Die historischen Elemente sind vorzüglich recherchiert und in Szene gesetzt, deutlich über den sonst üblichen Standards historischer Romane. Das fantastische Element beschränkt sich auf die mathematischen Zukunftsprognosen Fludds, die jedoch von höchster Brisanz sind. Mary Gentle spielt hier ein historisches Was-wäre-wenn-Spiel, bei dem sie jedoch hohe Voraussetzungen an das geschichtliche Vorwissen ihrer Leser stellt. Der Nachfolger von James I. / Jakob I. war sein Sohn Charles I. / Karl I., der unter dem berüchtigten Lordprotektor Oliver Cromwell enthauptet wurde; in der Folge erklärte das Unterhaus England für eine kurze Zeitspanne zur Republik.

Doch gerade diesen Machtverlust des Königs möchte Fludd verhindern. Ein Fehler in seinen Berechnungen? Mary Gentle erklärt diesen Widerspruch dem Leser an keiner Stelle, bevor das Buch unabgeschlossen endet; auch sonst setzt sie rücksichtslos Kenntnisse der Geschichte des 17. Jahrhunderts voraus. Auch wenn eine Aufteilung der Übersetzung in mehrere Bände nicht ungewöhnlich ist, der Mangel an Informationen über den Titel des Folgebands und der fehlende Hinweis, dass dieses Buch nur einen Teil des Originals darstellt, ist unverschämt und bewusste Irreführung.

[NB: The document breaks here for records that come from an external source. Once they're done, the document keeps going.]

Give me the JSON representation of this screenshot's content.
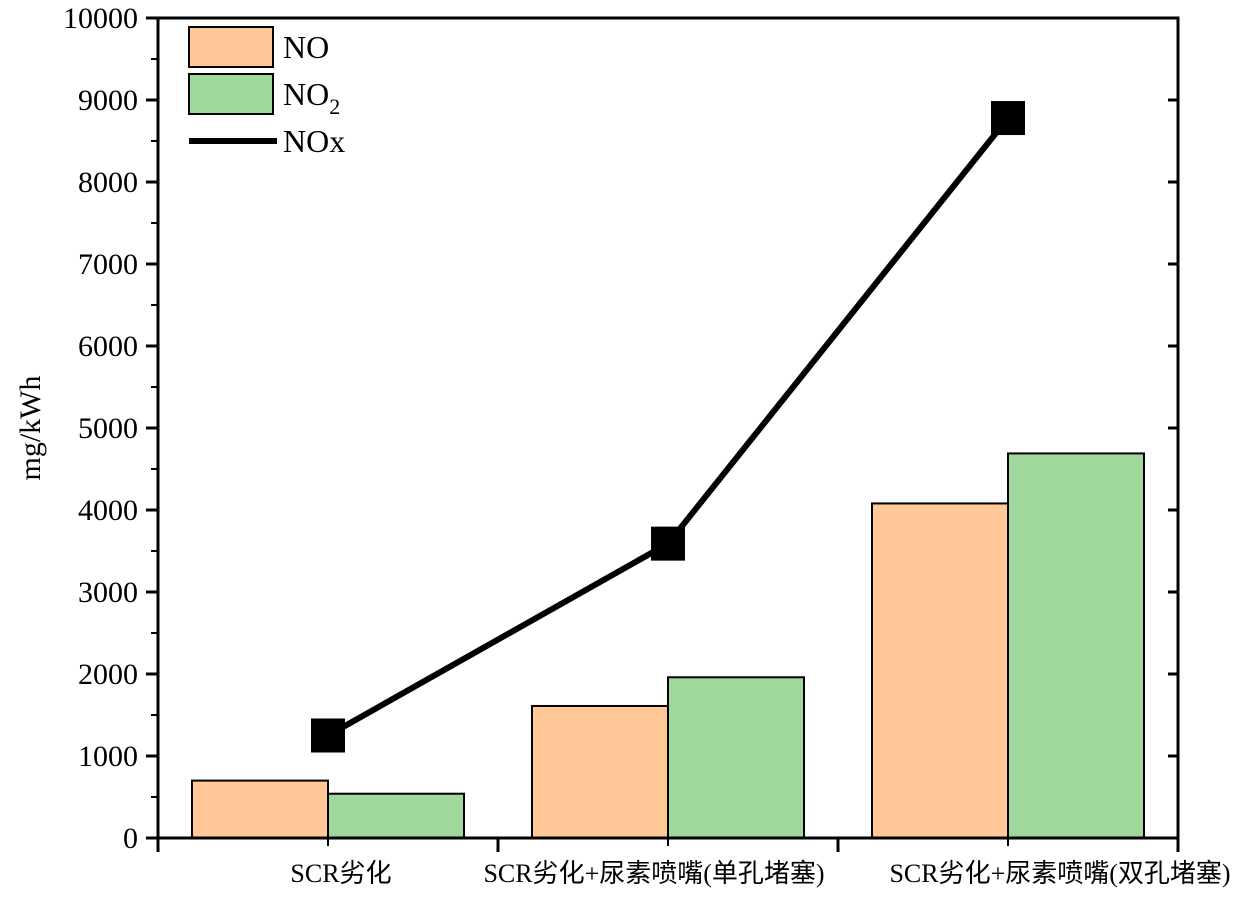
{
  "chart_data": {
    "type": "bar",
    "categories": [
      "SCR劣化",
      "SCR劣化+尿素喷嘴(单孔堵塞)",
      "SCR劣化+尿素喷嘴(双孔堵塞)"
    ],
    "series": [
      {
        "name": "NO",
        "kind": "bar",
        "color": "#ffc896",
        "values": [
          700,
          1610,
          4080
        ]
      },
      {
        "name": "NO2",
        "name_main": "NO",
        "name_sub": "2",
        "kind": "bar",
        "color": "#a0d79b",
        "values": [
          540,
          1960,
          4690
        ]
      },
      {
        "name": "NOx",
        "kind": "line",
        "color": "#000000",
        "marker": "square",
        "values": [
          1250,
          3590,
          8780
        ]
      }
    ],
    "xlabel": "",
    "ylabel": "mg/kWh",
    "ylim": [
      0,
      10000
    ],
    "yticks": [
      0,
      1000,
      2000,
      3000,
      4000,
      5000,
      6000,
      7000,
      8000,
      9000,
      10000
    ],
    "legend_position": "top-left",
    "grid": false
  }
}
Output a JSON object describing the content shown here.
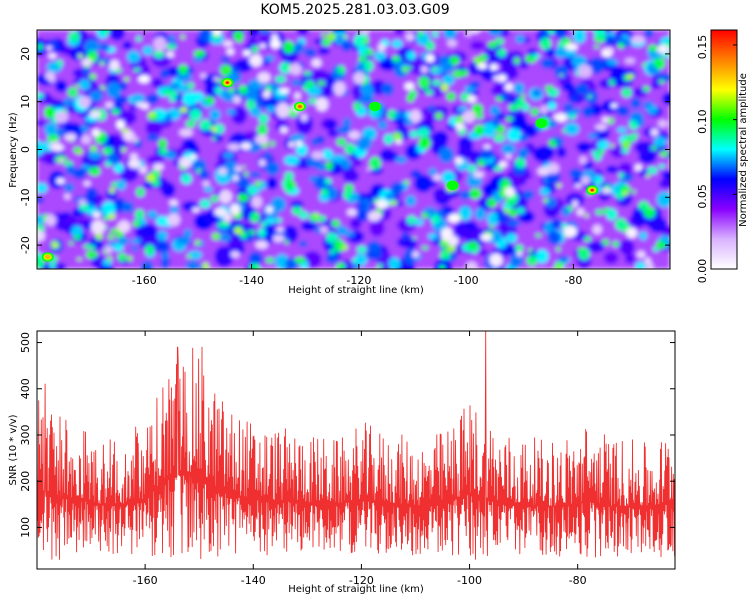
{
  "chart_data": [
    {
      "type": "heatmap",
      "title": "KOM5.2025.281.03.03.G09",
      "xlabel": "Height of straight line (km)",
      "ylabel": "Frequency (Hz)",
      "xlim": [
        -180,
        -62
      ],
      "ylim": [
        -25,
        25
      ],
      "x_ticks": [
        -160,
        -140,
        -120,
        -100,
        -80
      ],
      "y_ticks": [
        20,
        10,
        0,
        -10,
        -20
      ],
      "colorbar": {
        "label": "Normalized spectral amplitude",
        "range": [
          0.0,
          0.16
        ],
        "ticks": [
          "0.00",
          "0.05",
          "0.10",
          "0.15"
        ],
        "tick_values": [
          0.0,
          0.05,
          0.1,
          0.15
        ],
        "colormap": [
          "#ffffff",
          "#d9b3ff",
          "#8a00ff",
          "#0000ff",
          "#00ffff",
          "#00ff00",
          "#ffff00",
          "#ff8000",
          "#ff0000"
        ]
      },
      "hotspots": [
        {
          "x": -144.5,
          "y": 14,
          "v": 0.16
        },
        {
          "x": -131,
          "y": 9,
          "v": 0.15
        },
        {
          "x": -76.5,
          "y": -8.5,
          "v": 0.16
        },
        {
          "x": -178,
          "y": -22.5,
          "v": 0.14
        },
        {
          "x": -117,
          "y": 9,
          "v": 0.11
        },
        {
          "x": -102.5,
          "y": -7.5,
          "v": 0.11
        },
        {
          "x": -86,
          "y": 5.5,
          "v": 0.1
        },
        {
          "x": -159,
          "y": 10,
          "v": 0.09
        },
        {
          "x": -139,
          "y": 0.5,
          "v": 0.08
        },
        {
          "x": -113,
          "y": -2.5,
          "v": 0.09
        },
        {
          "x": -93,
          "y": 17,
          "v": 0.08
        },
        {
          "x": -66,
          "y": 1,
          "v": 0.08
        }
      ]
    },
    {
      "type": "line",
      "xlabel": "Height of straight line (km)",
      "ylabel": "SNR (10 * v/v)",
      "xlim": [
        -180,
        -62
      ],
      "ylim": [
        10,
        525
      ],
      "x_ticks": [
        -160,
        -140,
        -120,
        -100,
        -80
      ],
      "y_ticks": [
        100,
        200,
        300,
        400,
        500
      ],
      "series": [
        {
          "name": "SNR",
          "color": "#f03030",
          "envelope_x": [
            -180,
            -176,
            -172,
            -168,
            -164,
            -160,
            -157,
            -154,
            -151,
            -148,
            -144,
            -140,
            -136,
            -132,
            -128,
            -124,
            -120,
            -116,
            -112,
            -108,
            -104,
            -100,
            -97,
            -94,
            -90,
            -86,
            -82,
            -78,
            -74,
            -70,
            -66,
            -62
          ],
          "envelope_max": [
            410,
            350,
            330,
            300,
            310,
            330,
            430,
            480,
            490,
            420,
            360,
            330,
            320,
            310,
            300,
            290,
            330,
            310,
            300,
            290,
            320,
            380,
            350,
            310,
            300,
            290,
            300,
            330,
            300,
            290,
            280,
            330
          ],
          "envelope_min": [
            20,
            30,
            40,
            40,
            35,
            30,
            30,
            20,
            25,
            30,
            35,
            40,
            40,
            45,
            45,
            50,
            40,
            40,
            40,
            40,
            35,
            25,
            30,
            35,
            40,
            40,
            35,
            30,
            35,
            40,
            40,
            30
          ],
          "peaks": [
            {
              "x": -97,
              "y": 525
            },
            {
              "x": -154,
              "y": 490
            },
            {
              "x": -149.5,
              "y": 490
            },
            {
              "x": -178.5,
              "y": 410
            }
          ]
        }
      ]
    }
  ]
}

Wer über das nötige Geschichtswissen verfügt, sollte dennoch zuschlagen. Ein vergleichbar intelligentes und unterhaltsames Lesevergnügen findet man bei historischen Romanen nur selten. Mary Gentle sprengt erneut die Grenzen des Genres, diese einzigartige Mischung aus Science-Fiction und Historie scheint ihr Markenzeichen zu werden.